Yeah, that's why he worked on PlayStation World mag *rollseyes*
Nah that was just Rich infiltrating enemy lines.
that is simply not true. first of all, CPUs that adjust their clock speed wasn't always a thing that existed. up until the late 2000s, PC CPUs all ran at a set clock speed that only changed if the user intervened by manually changing the clock speed.
secondly, every single console except the PS5 has a locked clock speed for both the GPU and the CPU. on Switch these clock speeds can be set by the developers, who can chose between 3 clock speed profiles in handheld mode, and are locked to a single profile in docked mode.
game consoles are not PCs. a game console has to always be predictable for the developers. and a locked clock speed is the only way to do that.
the PS5 also always clocks as high as it can. it only adjusts to such a negligible degree, and only if it hits its TDP limit, that it's almost not worth even taking note of.

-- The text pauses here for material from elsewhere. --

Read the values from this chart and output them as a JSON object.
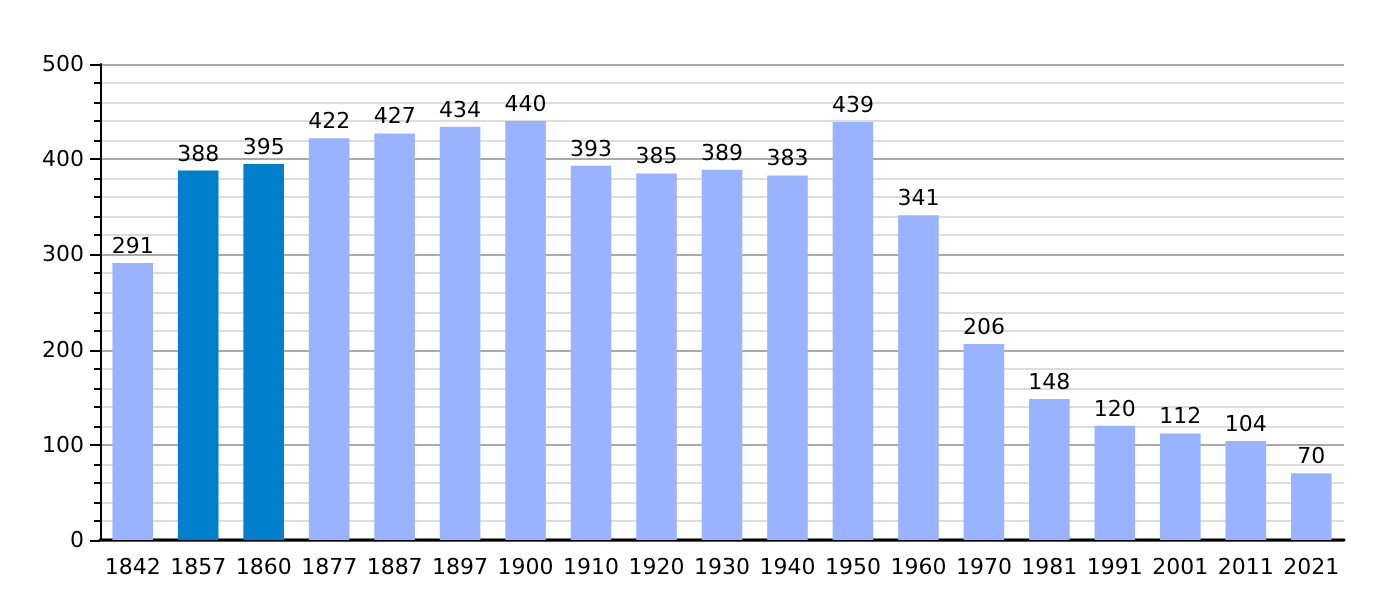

Okay, so lemme clarify something. Yes, older CPUs did run at fixed clocks, but they also had DIP switches/jumpers to adjust clock settings based on multipliers. And the thing is, while older CPUs ran at fixed clocks, that approach was not efficient long-term because it meant CPUs couldn't save on power consumption. Which back in the day, was less of a problem because CPUs in older generations consumed less power even at full clocks.
But when laptops started becoming mainstream, and when CPUs started consuming a lot more power, things shifted to variable clocks....to make the chips more power-efficient. Which should hint as to why PS5's approach is actually the better of the two: it's more power-efficient in the long run, so the CPU isn't wasting more energy than it needs to on any given task. With the Switch, a fixed clock approach works because it's a very low-power device. The different clock settings you're talking about are set to different power profiles.

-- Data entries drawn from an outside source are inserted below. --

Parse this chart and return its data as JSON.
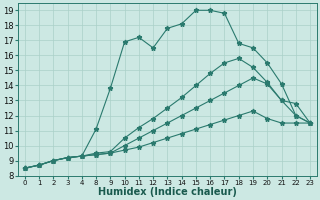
{
  "bg_color": "#cce8e3",
  "line_color": "#2a7a6e",
  "grid_color": "#aad0c8",
  "xlabel": "Humidex (Indice chaleur)",
  "xlabel_fontsize": 7,
  "ylim": [
    8.0,
    19.5
  ],
  "yticks": [
    8,
    9,
    10,
    11,
    12,
    13,
    14,
    15,
    16,
    17,
    18,
    19
  ],
  "xtick_labels": [
    "0",
    "1",
    "2",
    "3",
    "4",
    "8",
    "9",
    "10",
    "11",
    "12",
    "13",
    "14",
    "15",
    "16",
    "17",
    "18",
    "19",
    "20",
    "21",
    "22",
    "23"
  ],
  "series": [
    {
      "y": [
        8.5,
        8.7,
        9.0,
        9.2,
        9.3,
        11.1,
        13.8,
        16.9,
        17.2,
        16.5,
        17.8,
        18.1,
        19.0,
        19.0,
        18.8,
        16.8,
        16.5,
        15.5,
        14.1,
        12.0,
        11.5
      ]
    },
    {
      "y": [
        8.5,
        8.7,
        9.0,
        9.2,
        9.3,
        9.5,
        9.6,
        10.5,
        11.2,
        11.8,
        12.5,
        13.2,
        14.0,
        14.8,
        15.5,
        15.8,
        15.2,
        14.2,
        13.0,
        12.8,
        11.5
      ]
    },
    {
      "y": [
        8.5,
        8.7,
        9.0,
        9.2,
        9.3,
        9.4,
        9.5,
        10.0,
        10.5,
        11.0,
        11.5,
        12.0,
        12.5,
        13.0,
        13.5,
        14.0,
        14.5,
        14.1,
        13.0,
        12.0,
        11.5
      ]
    },
    {
      "y": [
        8.5,
        8.7,
        9.0,
        9.2,
        9.3,
        9.4,
        9.5,
        9.7,
        9.9,
        10.2,
        10.5,
        10.8,
        11.1,
        11.4,
        11.7,
        12.0,
        12.3,
        11.8,
        11.5,
        11.5,
        11.5
      ]
    }
  ]
}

Now technically, the CPUs in Series X and PS5 are based on mobile Radeon CPUs, so they're already pretty good at power efficiency. Sony just wanted even more power efficiency so they implemented variable clocks and Smart Shift. Microsoft went with lower GPU clocks and that's probably why they felt they could get away with fixed clocks on their CPU. But considering a game isn't going to always be taxing the CPU and GPU simultaneously, it probably makes more sense to shift the power budget between the CPU and GPU as needed.
And, since PS5 is shifting its power budget around, it "can't" lock its CPU clock. Yet their CPU is still more efficient than Series X's, because they offloaded a ton of the I/O operations to dedicated silicon rather than relying on CPU cycles to process them. You try saying this leads to unpredictable performance, but we've seen more than enough multiplat games the past four years showing that isn't really an issue and, more often than not, PS5 having slight performance advantages over Series X. Games know generally where the upper limits of the CPU will be if the GPU is under full load and vice-versa. Otherwise if the game's running logic that doesn't require full clocks, the CPU won't run at full clocks and saves power along the way.

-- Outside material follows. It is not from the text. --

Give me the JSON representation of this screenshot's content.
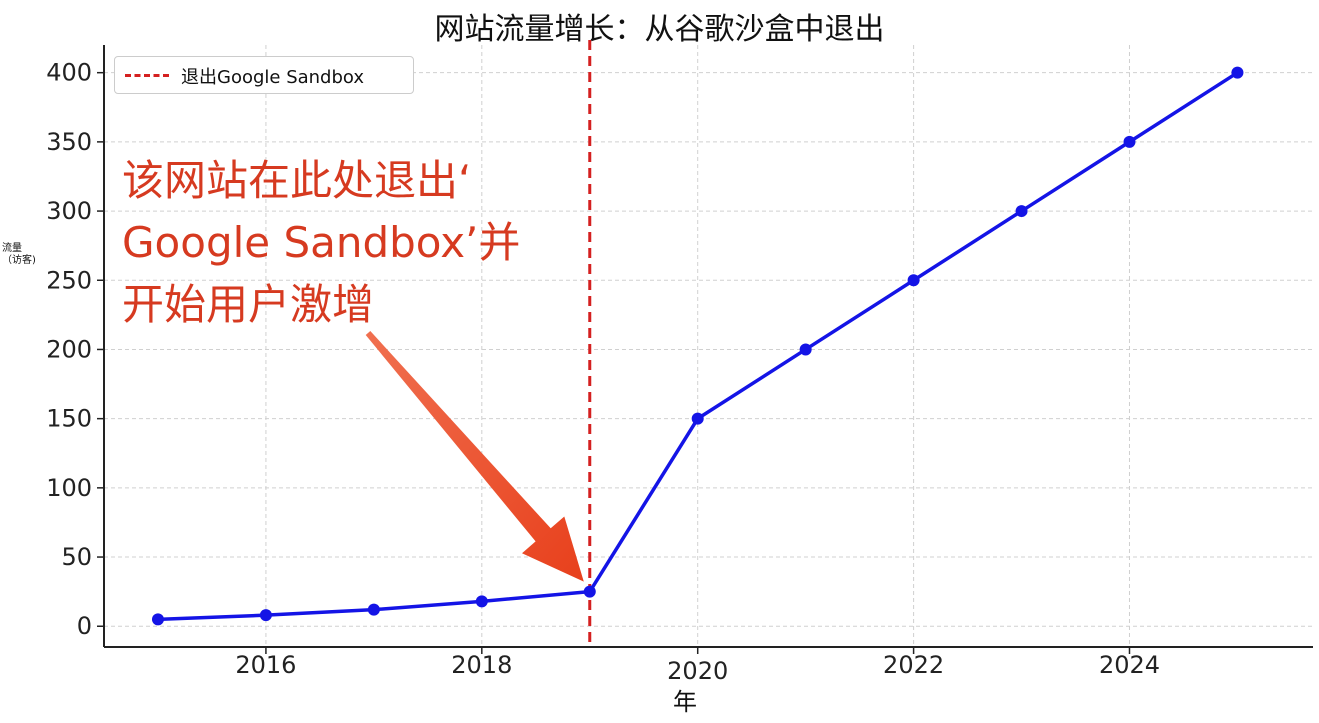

So if I was wrong on anything, it was assuming how Series' CPUs functioned. Had to go look up some info on that front, that's my bad. But, in hindsight, I think it just shows why, with systems as high-performance as the 9th-gen consoles, why a dynamic power profile & clocks works out better in the long-term, when you want to save as much on power consumption as possible. Sony had a performance profile that necessitated a different approach, and it just so happens they made the better choice. They got something equal to Series X (sometimes better) in the majority of 3P games, while having a cheaper APU and even cheaper CPU (they cut out some of the unneeded units).
However, if PS5 had a weaker GPU and still did variable clocks,
AND it didn't have the dedicated I/O silicon or other customizations...then yes, the fixed clocks approach of Series X would unquestionably be the better solution of the two.